Post issuance, all debt is fixed rate with an overall serial amortization. Debt service increases modestly to MADS of about \\$8.8 million in 2024, remains at that level until 2028, then fall to about \\$8 million. The \\$12.1 million 2014 bonds, and the \\$12.5 million concurrently issued 2015A bonds, are private bank placements. Management reports that no bank 'put' is allowed at 10-year fixed-rate interest reset points, and that debt terms are consistent with the 2013 and 2015B bonds.

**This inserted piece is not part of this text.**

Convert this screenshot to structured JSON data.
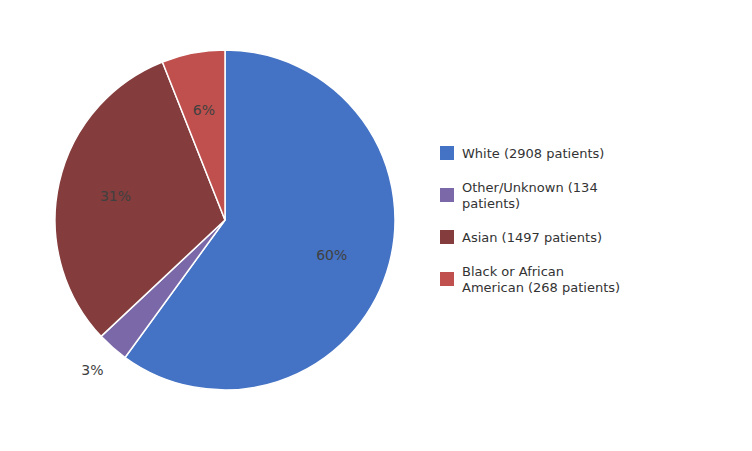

Pro forma MADS coverage was only 1.0x in fiscal 2015; after Fitch adjusted net income for the unused endowment draw, MADS coverage was adequate at 1.5x. Fitch views MADS coverage as consistent with the rating category at this time.
STRONG BALANCE SHEET
Available funds (defined by Fitch as cash and investments not permanently restricted) was \\$143 million at June 30, 2015, about the same as the prior year. This represented 111% of pro forma debt (\\$129 million) and a very strong 345% of operating revenues. Both of these ratios remain quite strong for the 'BBB' rating category.
StlCOP had a \\$146 million endowment at June 30, 2015, most of which was unrestricted. Fitch considers the asset allocation somewhat aggressive given the college's enrollment, capital plan, debt burden and narrow academic offerings. The allocation at fiscal year-end was approximately 43% equities, 13% fixed income, 11% real assets and real estate, and 33% alternative funds.